Monday, May. 10, 1948
One of Those Mornings
"This is one of those mornings," rumbled Big Jim Duff cheerfully, "when it's a pleasure to get out of bed." Pennsylvania's strapping governor was as relaxed as a man who hadn't yet gotten up. In the Capitol at Harrisburg, his long legs were draped over the edge of his massive circular desk. He had just clobbered the G.O.P.'s Old Guard in last week's primaries.
Ten weeks ago, Big Jim rattled the teeth of the conservative Pennsylvania Manufacturers' Association with a suggestion that industry ought to cut prices (TIME, March 8). Then he served blunt notice on the Old Guard that he would swing as much of the state's 73-man convention delegation as he could behind a progressive Republican presidential candidate.
The regulars set out to get him. Hastily but carefully they organized a "write-in" campaign for Duff's old mentor and present campaign foe, U.S. Senator Ed Martin. They launched a heavily financed attack on the governor's state chairman, Harvey Taylor, who was running for renomination as state senator. A fortnight ago Congressman Clarence Brown, Taft's campaign manager, predicted confidently: "Duff will be handled."
But when the primary returns were in, Favorite Son Martin had run a poor third behind Harold Stassen (whose backers had bucked hard for him) and Tom Dewey (who had waged no campaign at all). Not only had Taylor been renominated; throughout the state Duff's candidates for convention delegates had won.

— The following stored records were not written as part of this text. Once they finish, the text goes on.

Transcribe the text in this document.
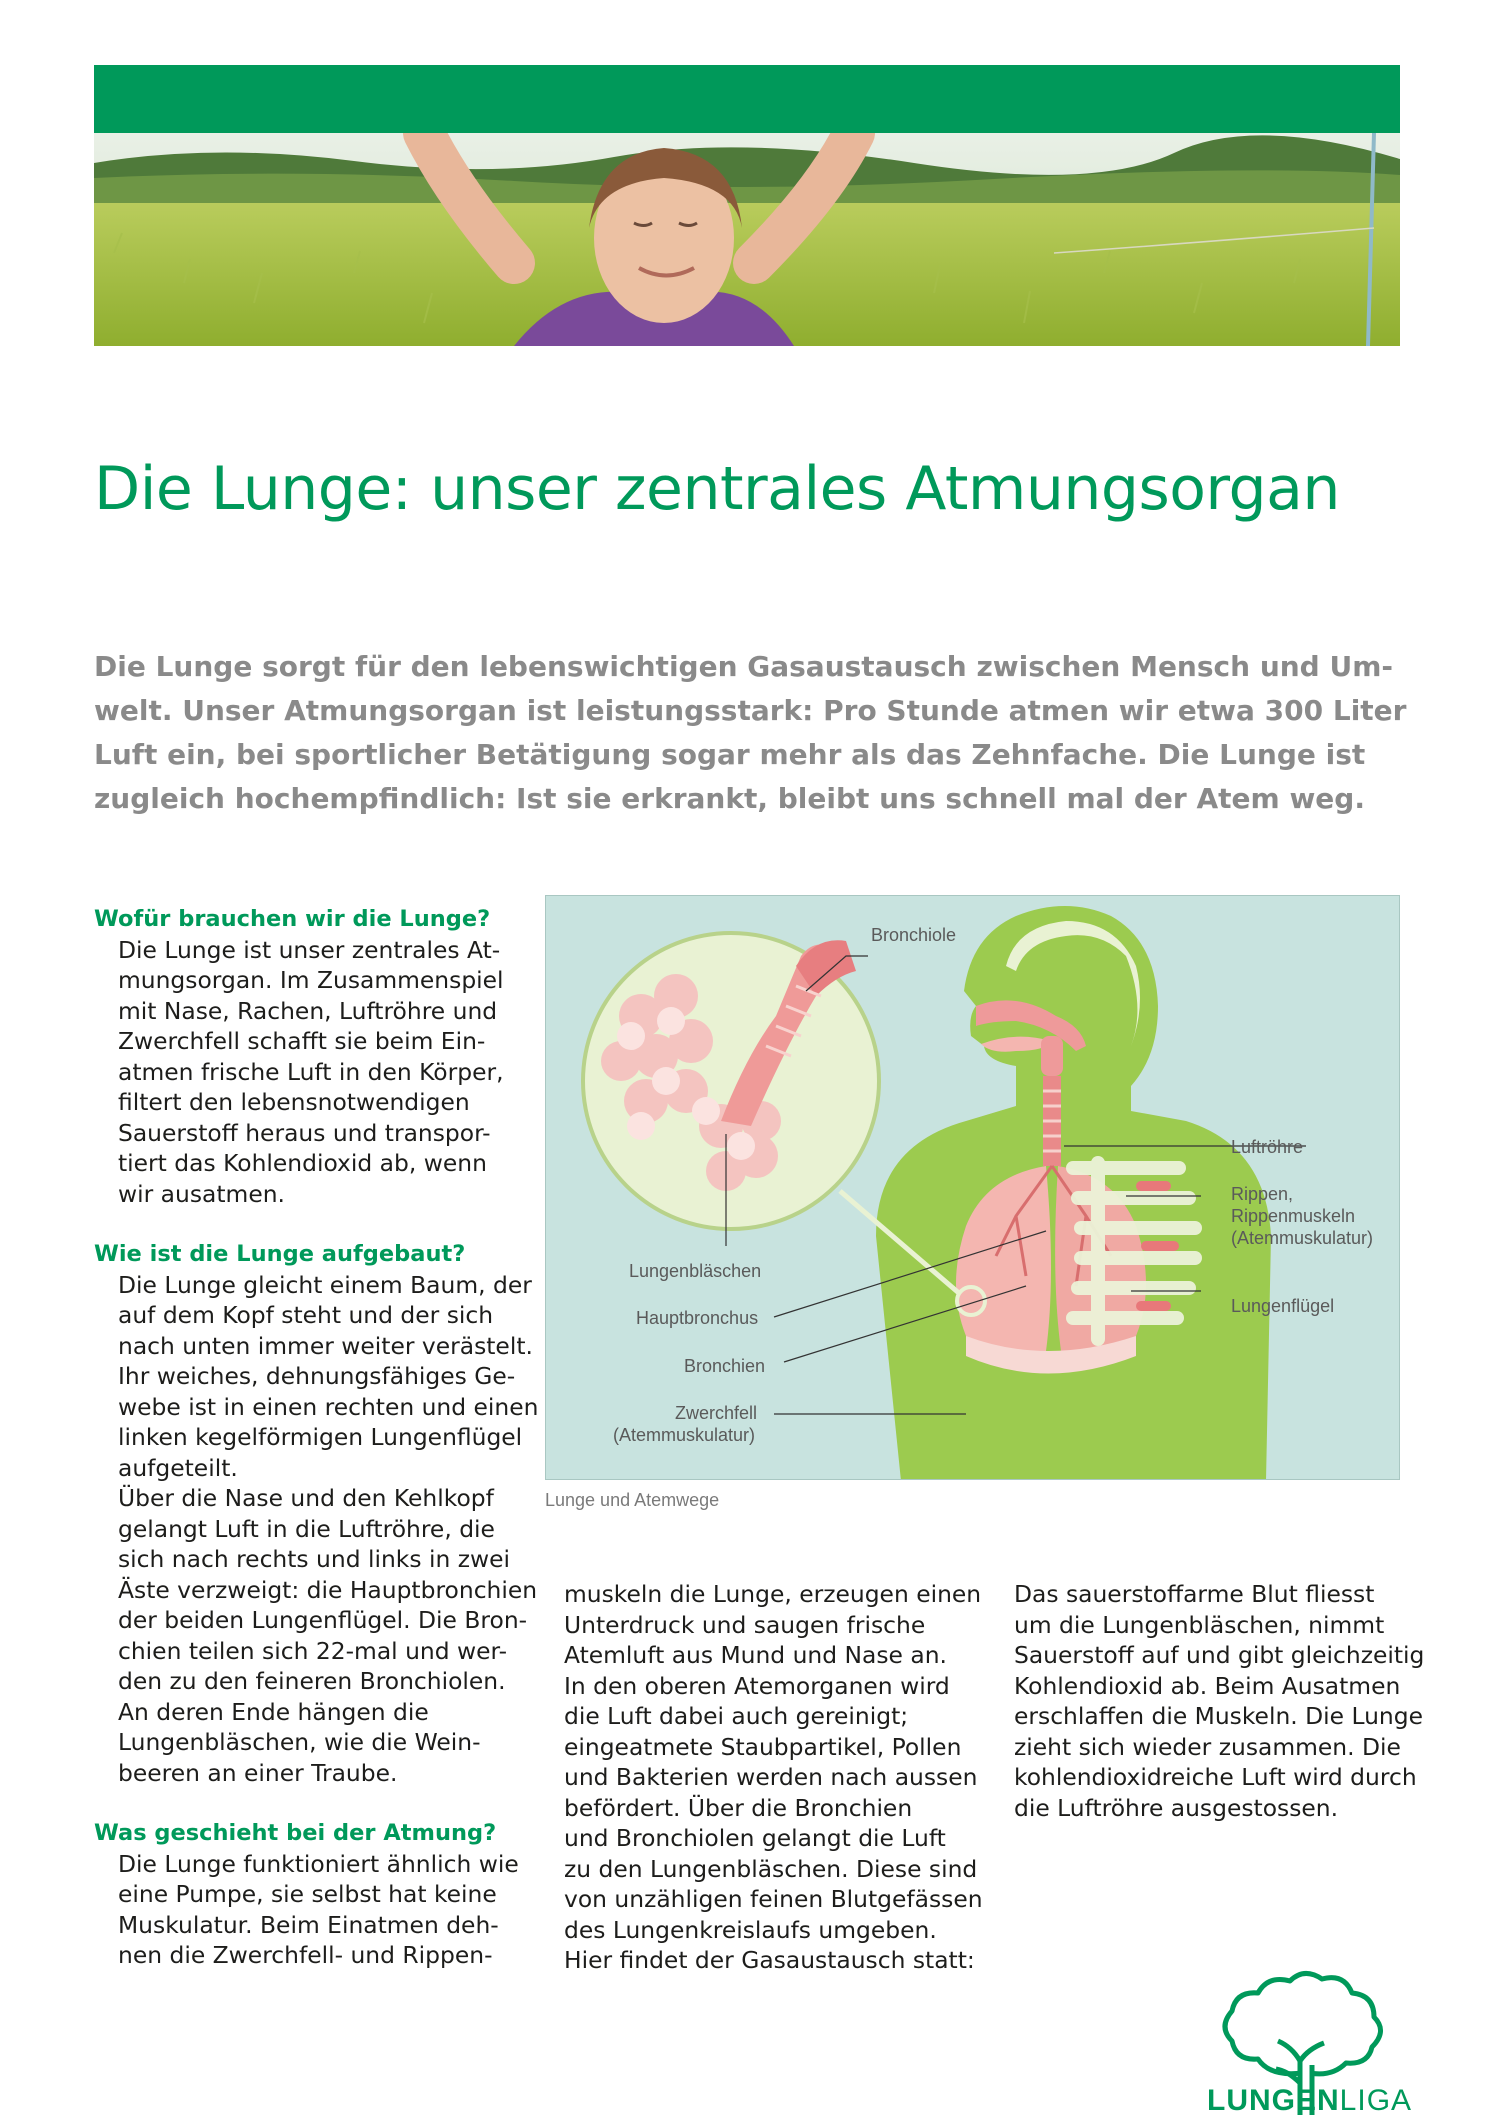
Die Lunge: unser zentrales Atmungsorgan
Die Lunge sorgt für den lebenswichtigen Gasaustausch zwischen Mensch und Um-
welt. Unser Atmungsorgan ist leistungsstark: Pro Stunde atmen wir etwa 300 Liter
Luft ein, bei sportlicher Betätigung sogar mehr als das Zehnfache. Die Lunge ist
zugleich hochempfindlich: Ist sie erkrankt, bleibt uns schnell mal der Atem weg.
Wofür brauchen wir die Lunge?
Die Lunge ist unser zentrales At-
mungsorgan. Im Zusammenspiel
mit Nase, Rachen, Luftröhre und
Zwerchfell schafft sie beim Ein-
atmen frische Luft in den Körper,
filtert den lebensnotwendigen
Sauerstoff heraus und transpor-
tiert das Kohlendioxid ab, wenn
wir ausatmen.
Wie ist die Lunge aufgebaut?
Die Lunge gleicht einem Baum, der
auf dem Kopf steht und der sich
nach unten immer weiter verästelt.
Ihr weiches, dehnungsfähiges Ge-
webe ist in einen rechten und einen
linken kegelförmigen Lungenflügel
aufgeteilt.
Über die Nase und den Kehlkopf
gelangt Luft in die Luftröhre, die
sich nach rechts und links in zwei
Äste verzweigt: die Hauptbronchien
der beiden Lungenflügel. Die Bron-
chien teilen sich 22-mal und wer-
den zu den feineren Bronchiolen.
An deren Ende hängen die
Lungenbläschen, wie die Wein-
beeren an einer Traube.
Was geschieht bei der Atmung?
Die Lunge funktioniert ähnlich wie
eine Pumpe, sie selbst hat keine
Muskulatur. Beim Einatmen deh-
nen die Zwerchfell- und Rippen-
muskeln die Lunge, erzeugen einen
Unterdruck und saugen frische
Atemluft aus Mund und Nase an.
In den oberen Atemorganen wird
die Luft dabei auch gereinigt;
eingeatmete Staubpartikel, Pollen
und Bakterien werden nach aussen
befördert. Über die Bronchien
und Bronchiolen gelangt die Luft
zu den Lungenbläschen. Diese sind
von unzähligen feinen Blutgefässen
des Lungenkreislaufs umgeben.
Hier findet der Gasaustausch statt:
Das sauerstoffarme Blut fliesst
um die Lungenbläschen, nimmt
Sauerstoff auf und gibt gleichzeitig
Kohlendioxid ab. Beim Ausatmen
erschlaffen die Muskeln. Die Lunge
zieht sich wieder zusammen. Die
kohlendioxidreiche Luft wird durch
die Luftröhre ausgestossen.
Bronchiole
Luftröhre
Rippen,
Rippenmuskeln
(Atemmuskulatur)
Lungenflügel
Lungenbläschen
Hauptbronchus
Bronchien
Zwerchfell
(Atemmuskulatur)

Lunge und Atemwege

LUNGENLIGA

Jim Duff concluded, tentatively, that some 60 of the delegates, perhaps more, would vote with him.
Observers knew that Jim Duff was heart & soul for Michigan's Senator Arthur Vandenberg, hesitated to speak only because he had no assurance that Vandenberg was a serious candidate. Vandenberg had run sixth in the state's primary. Said Jim Duff: "I feel certain that if [people] had known he was available his vote would have been much larger . . ."
In the 1940 convention, Pennsylvania had made a celebrated boner by waiting too long to hop on the Willkie bandwagon, and then having to chase it down the road. Jim Duff was not going to make that mistake this time. Political dopesters in Harrisburg heard that arrangements had been made for Alabama to yield to Pennsylvania on the critical ballot. Jim Duff might be the man to swing the convention.